First of all, we need to harvest the lavender. If you want to dry the flowers, you have to pick them when they are already colourful but just before they’ll open. Cut the flowers stems and dry them upside down in little bundles in a cool and ventilated place.

Once the lavender flowers are dried they can be used in herbal tea for example. It’s too strong to be used by itself as a tea, but mixed with chamomile, lemon balm and other flowers it makes a soothing herbal tea. You really don’t have to add many flowers because of its strong taste. A cup of this tea is the perfect calming drink in the evening.

Lavender is well known for its ability to relax the mind and improve the quality of the sleep. Sprinkle 2 or 3 drops of organic lavender oil (not more or you’ll be overpowered!) on your pillow and dream away on its heavenly scent! It’s scent is wonderfully soothing and calming. You can also sew little sachets and fill them with dried lavender flowers. I’ve added some dried lavender bouquets in our bedroom. Adding lavender oil to a homemade bug spray is an effective way to scare off the annoying mosquitos in the room.

And what about making a late summer bouquet with dried lavender stems, blue thistles, poppy seedpods, withered grasses and dried angelica? They beautifully blend together and will last for a long time.

It’s a joy to keep memories of the freshness of summer in the house all year round by storing clothing and linens in lavender. You can do this by making a typical French lavender wand. Of course you can also sew some linnen bags and add dried lavender flowers. The fresh scent of lavender will perfume your clothes and expel moths.

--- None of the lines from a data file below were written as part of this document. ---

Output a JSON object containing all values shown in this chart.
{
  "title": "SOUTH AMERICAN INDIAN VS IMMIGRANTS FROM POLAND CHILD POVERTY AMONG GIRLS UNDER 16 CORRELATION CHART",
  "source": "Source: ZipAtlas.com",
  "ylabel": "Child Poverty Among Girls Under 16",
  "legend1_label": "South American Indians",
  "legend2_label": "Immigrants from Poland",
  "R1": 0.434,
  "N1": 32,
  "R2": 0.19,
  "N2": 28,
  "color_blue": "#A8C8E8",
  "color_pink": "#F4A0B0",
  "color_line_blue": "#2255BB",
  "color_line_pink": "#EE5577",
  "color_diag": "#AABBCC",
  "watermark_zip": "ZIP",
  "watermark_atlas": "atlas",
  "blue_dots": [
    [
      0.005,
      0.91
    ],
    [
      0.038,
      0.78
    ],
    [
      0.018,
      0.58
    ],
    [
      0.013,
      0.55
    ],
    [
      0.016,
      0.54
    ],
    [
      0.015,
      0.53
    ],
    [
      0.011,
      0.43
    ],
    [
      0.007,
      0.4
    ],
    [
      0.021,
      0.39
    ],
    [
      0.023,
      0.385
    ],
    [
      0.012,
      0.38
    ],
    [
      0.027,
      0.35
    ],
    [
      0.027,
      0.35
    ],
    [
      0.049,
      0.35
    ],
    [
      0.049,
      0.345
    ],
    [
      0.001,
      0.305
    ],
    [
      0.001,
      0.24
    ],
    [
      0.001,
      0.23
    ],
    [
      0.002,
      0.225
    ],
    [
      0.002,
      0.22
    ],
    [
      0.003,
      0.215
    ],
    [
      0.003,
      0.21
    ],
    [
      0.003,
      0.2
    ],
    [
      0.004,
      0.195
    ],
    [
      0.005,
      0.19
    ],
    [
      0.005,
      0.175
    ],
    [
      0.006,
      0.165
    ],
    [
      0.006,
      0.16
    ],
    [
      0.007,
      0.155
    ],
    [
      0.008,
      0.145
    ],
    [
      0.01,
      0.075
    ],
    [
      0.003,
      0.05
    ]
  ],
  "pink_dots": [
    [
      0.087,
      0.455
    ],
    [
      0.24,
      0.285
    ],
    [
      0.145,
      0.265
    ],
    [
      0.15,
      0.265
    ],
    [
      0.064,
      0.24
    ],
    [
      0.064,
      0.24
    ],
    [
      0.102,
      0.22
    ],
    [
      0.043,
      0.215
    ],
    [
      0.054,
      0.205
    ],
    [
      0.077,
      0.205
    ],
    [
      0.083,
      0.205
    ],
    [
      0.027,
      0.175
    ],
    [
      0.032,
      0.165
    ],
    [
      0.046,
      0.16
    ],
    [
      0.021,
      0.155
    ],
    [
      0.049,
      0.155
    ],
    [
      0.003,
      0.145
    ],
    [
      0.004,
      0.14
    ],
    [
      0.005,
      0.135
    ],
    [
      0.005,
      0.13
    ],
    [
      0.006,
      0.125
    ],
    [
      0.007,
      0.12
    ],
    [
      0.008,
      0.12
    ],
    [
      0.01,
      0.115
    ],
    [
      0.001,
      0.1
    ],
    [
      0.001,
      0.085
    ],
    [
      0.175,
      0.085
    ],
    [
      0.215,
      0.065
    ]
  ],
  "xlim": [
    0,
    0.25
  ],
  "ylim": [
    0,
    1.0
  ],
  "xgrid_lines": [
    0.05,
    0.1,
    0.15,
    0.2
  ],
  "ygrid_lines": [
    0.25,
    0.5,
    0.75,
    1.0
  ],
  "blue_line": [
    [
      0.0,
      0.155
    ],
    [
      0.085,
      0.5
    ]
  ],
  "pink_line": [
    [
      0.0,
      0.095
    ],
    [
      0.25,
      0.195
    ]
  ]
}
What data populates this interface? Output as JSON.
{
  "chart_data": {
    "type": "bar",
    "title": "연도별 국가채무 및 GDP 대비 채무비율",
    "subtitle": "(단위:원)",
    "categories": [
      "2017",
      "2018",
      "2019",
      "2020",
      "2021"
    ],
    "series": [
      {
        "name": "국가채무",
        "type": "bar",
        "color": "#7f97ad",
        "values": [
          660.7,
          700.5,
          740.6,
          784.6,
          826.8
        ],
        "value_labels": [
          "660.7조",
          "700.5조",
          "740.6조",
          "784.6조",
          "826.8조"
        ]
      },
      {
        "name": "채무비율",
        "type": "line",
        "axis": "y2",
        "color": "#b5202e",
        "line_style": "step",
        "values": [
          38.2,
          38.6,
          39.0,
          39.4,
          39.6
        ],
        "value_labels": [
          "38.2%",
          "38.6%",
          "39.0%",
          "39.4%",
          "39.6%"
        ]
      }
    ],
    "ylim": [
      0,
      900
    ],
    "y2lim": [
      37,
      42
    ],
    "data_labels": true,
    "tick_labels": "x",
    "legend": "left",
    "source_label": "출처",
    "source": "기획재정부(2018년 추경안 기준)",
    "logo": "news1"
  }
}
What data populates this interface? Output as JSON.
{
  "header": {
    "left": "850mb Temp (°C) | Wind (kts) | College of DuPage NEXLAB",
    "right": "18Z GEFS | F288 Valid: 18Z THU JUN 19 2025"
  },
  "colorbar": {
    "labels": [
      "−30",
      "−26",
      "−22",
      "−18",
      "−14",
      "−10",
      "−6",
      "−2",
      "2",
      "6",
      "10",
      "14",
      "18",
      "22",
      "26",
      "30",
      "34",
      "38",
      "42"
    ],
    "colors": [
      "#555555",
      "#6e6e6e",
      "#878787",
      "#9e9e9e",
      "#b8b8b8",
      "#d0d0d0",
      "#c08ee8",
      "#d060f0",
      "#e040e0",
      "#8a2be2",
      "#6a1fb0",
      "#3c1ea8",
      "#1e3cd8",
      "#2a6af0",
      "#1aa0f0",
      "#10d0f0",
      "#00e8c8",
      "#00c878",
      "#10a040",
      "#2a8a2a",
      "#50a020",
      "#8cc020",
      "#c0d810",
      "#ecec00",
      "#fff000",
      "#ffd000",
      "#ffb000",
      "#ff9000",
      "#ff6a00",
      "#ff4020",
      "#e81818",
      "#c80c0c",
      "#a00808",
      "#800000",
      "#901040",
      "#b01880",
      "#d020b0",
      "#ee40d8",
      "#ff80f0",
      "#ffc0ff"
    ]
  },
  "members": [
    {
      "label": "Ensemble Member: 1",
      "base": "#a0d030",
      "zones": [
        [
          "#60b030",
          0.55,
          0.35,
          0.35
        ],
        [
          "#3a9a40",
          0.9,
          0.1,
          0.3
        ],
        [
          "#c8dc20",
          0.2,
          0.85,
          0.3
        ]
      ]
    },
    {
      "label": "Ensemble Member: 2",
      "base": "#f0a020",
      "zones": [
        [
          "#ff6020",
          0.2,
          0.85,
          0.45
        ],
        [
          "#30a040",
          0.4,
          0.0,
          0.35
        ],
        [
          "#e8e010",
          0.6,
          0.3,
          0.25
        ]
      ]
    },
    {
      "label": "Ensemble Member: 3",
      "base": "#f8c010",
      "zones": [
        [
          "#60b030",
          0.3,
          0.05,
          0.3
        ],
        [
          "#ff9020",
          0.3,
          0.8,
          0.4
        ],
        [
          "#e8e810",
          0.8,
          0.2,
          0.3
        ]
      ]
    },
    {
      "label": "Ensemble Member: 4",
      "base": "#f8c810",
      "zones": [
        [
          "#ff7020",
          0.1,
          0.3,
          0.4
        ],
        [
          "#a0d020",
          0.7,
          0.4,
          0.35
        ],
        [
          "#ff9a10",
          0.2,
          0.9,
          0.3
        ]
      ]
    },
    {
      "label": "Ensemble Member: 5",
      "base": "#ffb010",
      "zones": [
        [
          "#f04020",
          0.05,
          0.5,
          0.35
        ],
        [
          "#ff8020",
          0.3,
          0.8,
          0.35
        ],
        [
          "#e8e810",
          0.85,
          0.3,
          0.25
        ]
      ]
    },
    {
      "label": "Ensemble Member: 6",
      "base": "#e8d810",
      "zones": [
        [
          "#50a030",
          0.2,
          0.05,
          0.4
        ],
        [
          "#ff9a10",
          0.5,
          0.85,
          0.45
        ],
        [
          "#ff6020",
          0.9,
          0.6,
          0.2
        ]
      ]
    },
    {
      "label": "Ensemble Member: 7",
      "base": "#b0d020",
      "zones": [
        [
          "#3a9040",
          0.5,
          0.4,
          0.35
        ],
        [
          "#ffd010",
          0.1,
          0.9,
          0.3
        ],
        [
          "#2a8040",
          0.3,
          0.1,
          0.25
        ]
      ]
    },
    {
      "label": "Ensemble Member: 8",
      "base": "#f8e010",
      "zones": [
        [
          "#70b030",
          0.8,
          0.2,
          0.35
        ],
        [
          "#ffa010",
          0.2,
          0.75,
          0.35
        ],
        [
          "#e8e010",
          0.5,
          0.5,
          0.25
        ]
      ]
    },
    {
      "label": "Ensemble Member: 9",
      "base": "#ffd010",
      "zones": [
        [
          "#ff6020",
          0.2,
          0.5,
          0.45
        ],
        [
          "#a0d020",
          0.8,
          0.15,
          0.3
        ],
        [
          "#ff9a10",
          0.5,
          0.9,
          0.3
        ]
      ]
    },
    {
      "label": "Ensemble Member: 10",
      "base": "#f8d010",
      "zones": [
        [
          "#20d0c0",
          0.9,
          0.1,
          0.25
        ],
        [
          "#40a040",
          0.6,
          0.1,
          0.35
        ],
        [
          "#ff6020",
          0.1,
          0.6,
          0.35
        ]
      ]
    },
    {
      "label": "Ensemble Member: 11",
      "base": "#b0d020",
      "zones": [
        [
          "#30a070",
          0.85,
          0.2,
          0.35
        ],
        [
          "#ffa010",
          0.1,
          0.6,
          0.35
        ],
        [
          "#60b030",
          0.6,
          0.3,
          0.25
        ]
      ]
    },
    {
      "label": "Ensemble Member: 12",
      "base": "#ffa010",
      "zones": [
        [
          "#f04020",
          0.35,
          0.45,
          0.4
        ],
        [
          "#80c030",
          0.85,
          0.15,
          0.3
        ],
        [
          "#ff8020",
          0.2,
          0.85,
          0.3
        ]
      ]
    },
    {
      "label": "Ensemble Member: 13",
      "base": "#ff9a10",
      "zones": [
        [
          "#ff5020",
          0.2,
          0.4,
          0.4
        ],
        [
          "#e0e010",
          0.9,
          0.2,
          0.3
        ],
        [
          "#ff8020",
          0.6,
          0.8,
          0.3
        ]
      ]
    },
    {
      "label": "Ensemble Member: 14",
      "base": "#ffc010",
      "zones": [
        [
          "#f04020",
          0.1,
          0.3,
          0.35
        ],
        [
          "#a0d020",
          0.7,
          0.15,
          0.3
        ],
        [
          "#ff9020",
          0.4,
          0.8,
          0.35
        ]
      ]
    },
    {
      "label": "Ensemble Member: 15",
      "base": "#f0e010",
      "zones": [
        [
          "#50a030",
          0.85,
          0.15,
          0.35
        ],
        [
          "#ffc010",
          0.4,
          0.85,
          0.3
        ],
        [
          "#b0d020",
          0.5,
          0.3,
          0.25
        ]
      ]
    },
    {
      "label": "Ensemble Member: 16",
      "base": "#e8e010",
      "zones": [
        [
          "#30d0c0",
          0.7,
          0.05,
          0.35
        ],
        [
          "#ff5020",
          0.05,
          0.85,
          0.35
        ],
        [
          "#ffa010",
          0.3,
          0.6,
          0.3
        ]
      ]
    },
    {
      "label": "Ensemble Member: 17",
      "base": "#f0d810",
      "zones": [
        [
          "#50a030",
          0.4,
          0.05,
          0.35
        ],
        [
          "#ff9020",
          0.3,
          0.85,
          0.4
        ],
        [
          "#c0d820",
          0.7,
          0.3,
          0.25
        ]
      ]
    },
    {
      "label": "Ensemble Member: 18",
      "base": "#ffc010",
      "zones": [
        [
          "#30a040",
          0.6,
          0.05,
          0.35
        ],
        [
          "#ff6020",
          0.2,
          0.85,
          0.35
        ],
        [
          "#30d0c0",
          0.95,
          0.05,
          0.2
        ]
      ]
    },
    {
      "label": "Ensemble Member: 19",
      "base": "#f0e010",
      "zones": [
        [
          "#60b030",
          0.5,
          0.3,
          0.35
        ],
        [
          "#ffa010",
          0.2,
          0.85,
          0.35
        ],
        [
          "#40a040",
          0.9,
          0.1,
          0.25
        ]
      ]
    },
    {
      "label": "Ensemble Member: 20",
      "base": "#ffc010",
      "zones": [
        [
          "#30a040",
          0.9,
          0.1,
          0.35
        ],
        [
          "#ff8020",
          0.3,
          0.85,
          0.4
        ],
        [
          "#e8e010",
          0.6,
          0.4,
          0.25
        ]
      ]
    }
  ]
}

I came across this quote from an early twentieth century brochure promoting the lavender industry:

“Satin gown and silky fur,

Should be laid up in lavender,

For its fragrance drives away                   

Flitting moths of silver grey.”

Making your own infused honey is another fun thing to do on a summer day. I used a small jar of our own raw honey and add 3 stems of fresh lavender (with little flowers opened) and a little handful of fresh flowers. Put this jar in a dark and cool place and turn it upside down every day, for 3 weeks. Afterwards you can sieve the lavender and enjoy the honey in a cup of warm milk or a cake or whatever you prefer!

For me, this lavender infused honey always make me think of holidays in France and warm summer days. Sometimes I just need a spoon of this on a cold wintery day and the blissful feelings will return!

May you enjoy those late summer days with a touch of lavender!